ORIGINAL RESEARCH article

Front. Physiol.

Sec. Membrane Physiology and Membrane Biophysics

Volume 16 - 2025 | doi: 10.3389/fphys.2025.1617672

Clinical, electromyographic, and biophysical characterization of the rare Nav1.4 channel mutation SCN4A L1436P

Provisionally accepted
  • 1University of Liège, Liège, Belgium
  • 2GIGA Neurosciences, GIGA Institute, University of Liège, Liege, Liege, Belgium

The final, formatted version of the article will be published soon.

Our aims were to provide an integrated clinical and biophysical characterization of the rare variant NM_000334.4(SCN4A) c.4307T>C (p.Leu1436Pro; L1436P), affecting the skeletal muscle sodium channel Nav1.4, and to compare its functional consequences with both wildtype (WT) channels and the well-established pathogenic variant p.Arg1448His (R1448H). We retrospectively analyzed nine unrelated patients carrying the heterozygous L1436P variant.Clinical evaluation included neurological examination and standardized electrodiagnostic protocols. Electromyographic studies were performed at baseline and after muscle cooling. In addition, the biophysical characteristics of the mutant channels were compared to those of WT channels and R1448H, using whole-cell patch clamp recordings of hNav1.4 currents in stably transfected HEK293 cells. Recordings were performed at near physiological temperature (32 °C), room temperature (22 °C) and cold temperature (15 °C).
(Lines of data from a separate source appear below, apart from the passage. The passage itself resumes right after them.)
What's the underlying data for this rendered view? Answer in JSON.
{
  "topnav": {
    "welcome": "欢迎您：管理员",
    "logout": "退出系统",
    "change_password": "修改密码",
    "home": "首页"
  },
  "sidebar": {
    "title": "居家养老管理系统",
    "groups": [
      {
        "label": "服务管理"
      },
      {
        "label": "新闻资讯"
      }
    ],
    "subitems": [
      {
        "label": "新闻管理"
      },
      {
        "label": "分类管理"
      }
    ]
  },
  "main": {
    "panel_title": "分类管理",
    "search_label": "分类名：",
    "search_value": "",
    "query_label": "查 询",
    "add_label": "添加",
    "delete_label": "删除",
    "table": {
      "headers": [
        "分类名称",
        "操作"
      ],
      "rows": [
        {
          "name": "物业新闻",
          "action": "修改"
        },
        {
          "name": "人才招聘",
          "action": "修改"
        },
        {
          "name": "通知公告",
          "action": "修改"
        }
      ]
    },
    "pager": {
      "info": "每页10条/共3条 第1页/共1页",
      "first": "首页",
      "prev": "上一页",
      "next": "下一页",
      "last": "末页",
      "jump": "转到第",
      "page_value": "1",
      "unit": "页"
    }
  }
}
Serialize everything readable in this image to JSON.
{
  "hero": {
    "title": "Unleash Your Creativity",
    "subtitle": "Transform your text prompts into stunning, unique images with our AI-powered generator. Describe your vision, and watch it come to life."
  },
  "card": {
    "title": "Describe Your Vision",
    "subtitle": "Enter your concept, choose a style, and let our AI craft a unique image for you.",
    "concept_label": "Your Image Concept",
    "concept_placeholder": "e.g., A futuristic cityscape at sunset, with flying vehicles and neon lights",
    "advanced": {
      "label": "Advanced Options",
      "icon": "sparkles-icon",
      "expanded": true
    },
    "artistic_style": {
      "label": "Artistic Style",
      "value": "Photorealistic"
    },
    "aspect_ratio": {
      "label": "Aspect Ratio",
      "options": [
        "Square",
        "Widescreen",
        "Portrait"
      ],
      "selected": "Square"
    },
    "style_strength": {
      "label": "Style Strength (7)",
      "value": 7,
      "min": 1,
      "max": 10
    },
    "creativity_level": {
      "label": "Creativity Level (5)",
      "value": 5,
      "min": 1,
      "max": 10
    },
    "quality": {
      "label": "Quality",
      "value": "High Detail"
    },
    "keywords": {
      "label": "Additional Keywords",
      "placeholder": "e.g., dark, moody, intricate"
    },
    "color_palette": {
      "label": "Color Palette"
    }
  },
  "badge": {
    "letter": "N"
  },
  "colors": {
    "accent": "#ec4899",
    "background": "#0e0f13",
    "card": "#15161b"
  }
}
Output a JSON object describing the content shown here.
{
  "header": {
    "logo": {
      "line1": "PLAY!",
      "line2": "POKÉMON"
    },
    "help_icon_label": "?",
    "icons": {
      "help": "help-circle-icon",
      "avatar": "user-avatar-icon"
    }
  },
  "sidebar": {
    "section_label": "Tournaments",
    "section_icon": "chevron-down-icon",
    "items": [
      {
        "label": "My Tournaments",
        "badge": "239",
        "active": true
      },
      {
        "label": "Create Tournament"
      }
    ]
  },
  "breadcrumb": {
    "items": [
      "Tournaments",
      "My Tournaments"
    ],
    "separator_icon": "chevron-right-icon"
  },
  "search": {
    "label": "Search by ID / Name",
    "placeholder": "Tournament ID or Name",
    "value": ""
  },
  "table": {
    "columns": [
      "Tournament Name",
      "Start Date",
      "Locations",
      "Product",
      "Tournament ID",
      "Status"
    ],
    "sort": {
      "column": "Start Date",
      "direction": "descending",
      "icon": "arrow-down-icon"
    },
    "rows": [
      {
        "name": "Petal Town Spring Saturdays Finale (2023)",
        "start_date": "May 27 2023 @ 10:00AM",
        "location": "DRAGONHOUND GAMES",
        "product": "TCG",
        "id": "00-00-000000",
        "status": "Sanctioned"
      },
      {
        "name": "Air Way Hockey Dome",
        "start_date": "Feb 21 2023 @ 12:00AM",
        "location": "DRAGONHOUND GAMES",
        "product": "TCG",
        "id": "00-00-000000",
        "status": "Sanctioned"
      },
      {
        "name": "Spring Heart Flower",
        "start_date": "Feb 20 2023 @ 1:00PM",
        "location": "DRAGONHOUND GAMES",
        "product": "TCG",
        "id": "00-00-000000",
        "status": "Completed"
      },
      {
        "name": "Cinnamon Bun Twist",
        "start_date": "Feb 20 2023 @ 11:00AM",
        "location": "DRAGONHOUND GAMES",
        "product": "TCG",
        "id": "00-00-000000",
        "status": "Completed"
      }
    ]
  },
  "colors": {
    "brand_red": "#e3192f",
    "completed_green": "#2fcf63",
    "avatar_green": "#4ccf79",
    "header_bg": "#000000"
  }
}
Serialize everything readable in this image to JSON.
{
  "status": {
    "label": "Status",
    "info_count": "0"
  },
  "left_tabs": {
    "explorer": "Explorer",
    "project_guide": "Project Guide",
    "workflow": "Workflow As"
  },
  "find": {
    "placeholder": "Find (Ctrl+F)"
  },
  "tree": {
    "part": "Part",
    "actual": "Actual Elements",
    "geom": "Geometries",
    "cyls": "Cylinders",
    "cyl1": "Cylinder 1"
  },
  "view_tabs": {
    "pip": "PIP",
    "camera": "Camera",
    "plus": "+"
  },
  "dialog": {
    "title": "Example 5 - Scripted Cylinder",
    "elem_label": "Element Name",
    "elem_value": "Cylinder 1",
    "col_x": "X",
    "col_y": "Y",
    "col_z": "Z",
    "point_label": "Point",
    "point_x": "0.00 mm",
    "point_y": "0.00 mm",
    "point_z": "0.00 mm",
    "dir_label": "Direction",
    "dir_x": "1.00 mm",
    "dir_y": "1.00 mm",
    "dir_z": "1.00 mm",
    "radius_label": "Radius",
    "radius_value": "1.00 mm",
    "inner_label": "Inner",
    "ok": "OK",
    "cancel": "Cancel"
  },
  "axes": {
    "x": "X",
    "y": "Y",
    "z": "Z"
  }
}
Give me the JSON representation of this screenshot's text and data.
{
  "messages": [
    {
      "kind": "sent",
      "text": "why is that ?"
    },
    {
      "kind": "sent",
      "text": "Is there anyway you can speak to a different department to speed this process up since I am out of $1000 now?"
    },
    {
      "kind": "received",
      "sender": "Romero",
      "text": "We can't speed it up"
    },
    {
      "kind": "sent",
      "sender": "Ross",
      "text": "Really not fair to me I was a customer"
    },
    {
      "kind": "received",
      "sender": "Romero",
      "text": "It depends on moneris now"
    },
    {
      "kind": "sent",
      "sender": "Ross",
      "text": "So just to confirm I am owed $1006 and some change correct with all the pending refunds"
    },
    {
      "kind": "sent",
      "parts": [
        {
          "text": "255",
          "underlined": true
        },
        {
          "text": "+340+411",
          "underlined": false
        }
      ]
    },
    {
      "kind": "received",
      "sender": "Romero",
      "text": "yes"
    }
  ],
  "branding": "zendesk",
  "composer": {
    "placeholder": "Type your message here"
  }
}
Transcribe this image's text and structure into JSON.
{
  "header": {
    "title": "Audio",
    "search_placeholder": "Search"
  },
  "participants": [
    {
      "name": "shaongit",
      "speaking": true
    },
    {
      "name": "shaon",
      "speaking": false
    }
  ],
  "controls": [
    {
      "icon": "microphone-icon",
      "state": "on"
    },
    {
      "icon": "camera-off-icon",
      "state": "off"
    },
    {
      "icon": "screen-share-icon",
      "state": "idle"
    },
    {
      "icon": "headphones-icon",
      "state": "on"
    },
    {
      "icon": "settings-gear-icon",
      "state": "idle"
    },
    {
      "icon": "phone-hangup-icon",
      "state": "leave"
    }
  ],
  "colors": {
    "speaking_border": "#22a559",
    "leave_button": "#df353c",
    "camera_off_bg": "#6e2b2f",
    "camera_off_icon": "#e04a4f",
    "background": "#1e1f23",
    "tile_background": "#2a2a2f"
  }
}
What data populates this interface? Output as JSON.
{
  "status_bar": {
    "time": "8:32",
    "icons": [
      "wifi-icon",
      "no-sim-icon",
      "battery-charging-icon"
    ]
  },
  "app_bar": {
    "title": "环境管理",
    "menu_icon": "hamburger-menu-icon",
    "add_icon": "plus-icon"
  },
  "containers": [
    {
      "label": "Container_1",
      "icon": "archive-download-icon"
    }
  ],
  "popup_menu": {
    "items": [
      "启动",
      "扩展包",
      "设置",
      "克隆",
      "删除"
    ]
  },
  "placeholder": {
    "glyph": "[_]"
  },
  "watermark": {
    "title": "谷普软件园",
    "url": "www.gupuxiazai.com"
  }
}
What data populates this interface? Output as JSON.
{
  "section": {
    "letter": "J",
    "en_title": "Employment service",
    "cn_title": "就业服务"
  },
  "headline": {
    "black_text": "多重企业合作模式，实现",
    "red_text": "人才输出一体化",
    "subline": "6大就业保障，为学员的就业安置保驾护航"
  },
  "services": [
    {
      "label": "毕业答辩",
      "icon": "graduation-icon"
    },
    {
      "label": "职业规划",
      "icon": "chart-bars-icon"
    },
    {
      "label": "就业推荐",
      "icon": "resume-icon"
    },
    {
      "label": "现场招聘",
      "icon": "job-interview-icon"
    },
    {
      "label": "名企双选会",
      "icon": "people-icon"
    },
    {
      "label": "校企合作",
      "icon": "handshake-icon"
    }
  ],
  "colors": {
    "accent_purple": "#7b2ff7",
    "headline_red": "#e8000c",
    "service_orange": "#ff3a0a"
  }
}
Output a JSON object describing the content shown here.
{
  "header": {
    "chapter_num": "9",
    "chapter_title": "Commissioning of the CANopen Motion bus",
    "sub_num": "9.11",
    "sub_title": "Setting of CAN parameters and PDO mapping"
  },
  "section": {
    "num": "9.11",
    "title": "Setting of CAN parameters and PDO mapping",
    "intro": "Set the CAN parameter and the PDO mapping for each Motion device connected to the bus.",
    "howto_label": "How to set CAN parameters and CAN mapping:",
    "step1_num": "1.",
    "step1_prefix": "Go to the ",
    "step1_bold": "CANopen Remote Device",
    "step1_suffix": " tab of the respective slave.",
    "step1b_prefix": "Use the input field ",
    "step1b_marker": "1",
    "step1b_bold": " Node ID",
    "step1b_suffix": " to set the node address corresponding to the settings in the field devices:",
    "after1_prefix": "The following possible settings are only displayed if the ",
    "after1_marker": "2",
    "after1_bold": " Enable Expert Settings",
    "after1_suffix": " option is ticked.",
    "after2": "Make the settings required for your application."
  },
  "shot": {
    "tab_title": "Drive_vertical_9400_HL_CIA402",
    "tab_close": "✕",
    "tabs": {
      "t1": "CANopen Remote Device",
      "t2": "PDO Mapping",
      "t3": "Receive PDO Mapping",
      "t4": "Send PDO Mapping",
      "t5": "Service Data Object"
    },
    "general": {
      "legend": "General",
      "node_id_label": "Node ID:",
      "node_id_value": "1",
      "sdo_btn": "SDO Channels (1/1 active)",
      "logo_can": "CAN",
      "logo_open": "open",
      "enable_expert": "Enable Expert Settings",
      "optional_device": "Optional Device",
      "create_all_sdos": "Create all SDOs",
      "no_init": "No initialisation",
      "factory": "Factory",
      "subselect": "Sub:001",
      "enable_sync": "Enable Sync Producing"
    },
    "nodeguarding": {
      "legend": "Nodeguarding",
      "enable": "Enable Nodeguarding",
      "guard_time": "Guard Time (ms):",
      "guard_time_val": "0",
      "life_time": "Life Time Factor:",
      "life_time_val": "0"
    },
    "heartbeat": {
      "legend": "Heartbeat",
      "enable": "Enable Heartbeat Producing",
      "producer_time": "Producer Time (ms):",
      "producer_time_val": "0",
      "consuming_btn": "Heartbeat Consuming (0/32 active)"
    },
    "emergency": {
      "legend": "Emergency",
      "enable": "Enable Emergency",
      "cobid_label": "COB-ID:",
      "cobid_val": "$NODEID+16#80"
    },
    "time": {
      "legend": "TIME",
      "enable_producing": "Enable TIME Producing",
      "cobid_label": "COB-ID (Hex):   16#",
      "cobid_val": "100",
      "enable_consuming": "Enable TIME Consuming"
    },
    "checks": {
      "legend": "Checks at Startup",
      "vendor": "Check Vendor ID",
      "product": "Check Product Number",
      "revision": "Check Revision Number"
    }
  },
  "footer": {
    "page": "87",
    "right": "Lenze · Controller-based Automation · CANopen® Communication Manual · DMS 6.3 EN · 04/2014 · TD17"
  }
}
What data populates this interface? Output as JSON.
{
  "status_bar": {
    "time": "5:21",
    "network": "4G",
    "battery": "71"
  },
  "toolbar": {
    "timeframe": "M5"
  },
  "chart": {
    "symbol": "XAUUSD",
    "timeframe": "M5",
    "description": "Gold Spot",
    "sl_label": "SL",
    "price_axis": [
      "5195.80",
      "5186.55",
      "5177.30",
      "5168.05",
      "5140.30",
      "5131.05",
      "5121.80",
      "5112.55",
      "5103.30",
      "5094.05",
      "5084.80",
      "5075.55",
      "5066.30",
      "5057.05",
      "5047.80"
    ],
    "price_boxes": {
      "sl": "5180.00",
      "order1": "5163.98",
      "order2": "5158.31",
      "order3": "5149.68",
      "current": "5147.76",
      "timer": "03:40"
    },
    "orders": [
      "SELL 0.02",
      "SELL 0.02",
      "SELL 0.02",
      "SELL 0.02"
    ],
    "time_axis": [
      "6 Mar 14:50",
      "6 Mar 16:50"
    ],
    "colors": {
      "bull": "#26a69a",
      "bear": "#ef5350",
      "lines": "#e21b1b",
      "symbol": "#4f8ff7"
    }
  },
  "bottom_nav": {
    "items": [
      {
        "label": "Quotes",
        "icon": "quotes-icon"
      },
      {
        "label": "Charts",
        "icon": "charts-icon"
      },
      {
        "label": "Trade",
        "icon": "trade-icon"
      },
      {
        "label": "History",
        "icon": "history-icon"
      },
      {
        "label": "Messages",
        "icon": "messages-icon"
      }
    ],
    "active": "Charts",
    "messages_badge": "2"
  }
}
The clinical phenotypes associated with this SCN4A mutation included sodium channel myotonia (SCM) (case 1), paramyotonia congenita (cases 2, 3, 4, 5, 7 and 8), and cold-aggravated myotonia (case 6) (case 6). Regarding the phenotype of hyperkalemic periodic paralysis, three probands described episodes of muscle weakness (cases 2, 4 and 9). Whole-cell recordings allowed to pinpoint the biophysical defects of L1436P. Thus, this mutation induced a significant slowing down of fast inactivation of the Nav current at several voltages, but this effect was less marked than in R1448H. The L1436P mutation also tended to induce a right shift in the steady-state inactivation curve, but only at cold temperature. On the other hand, a leftward shift in the activation curve was seen at cold and room temperatures with R1448H, but not L1436P.Recovery from fast inactivation was slowed down in both mutants, but only at cold temperature.Our study confirms that the SCN4A-L1436P mutation can give rise to a spectrum of clinical presentations. Epigenetic alterations, modifying genes or environmental factors may influence clinical expression. Our experimental data indicates a relatively milder biophysical phenotype for L1436P as compared to R1448H, which becomes more pronounced at lower temperatures, consistent with the clinical phenotype of a majority of patients.

Keywords: case report, Myotonia, Paramyotonia, SCN4A gene, Whole-cell patch-clamp

Received: 24 Apr 2025; Accepted: 10 Jul 2025.

Copyright: © 2025 Wang, Bouquiaux, Lievens, Lakaye, Poleur, Abdou Ide, Inci and Seutin. This is an open-access article distributed under the terms of the Creative Commons Attribution License (CC BY). The use, distribution or reproduction in other forums is permitted, provided the original author(s) or licensor are credited and that the original publication in this journal is cited, in accordance with accepted academic practice. No use, distribution or reproduction is permitted which does not comply with these terms.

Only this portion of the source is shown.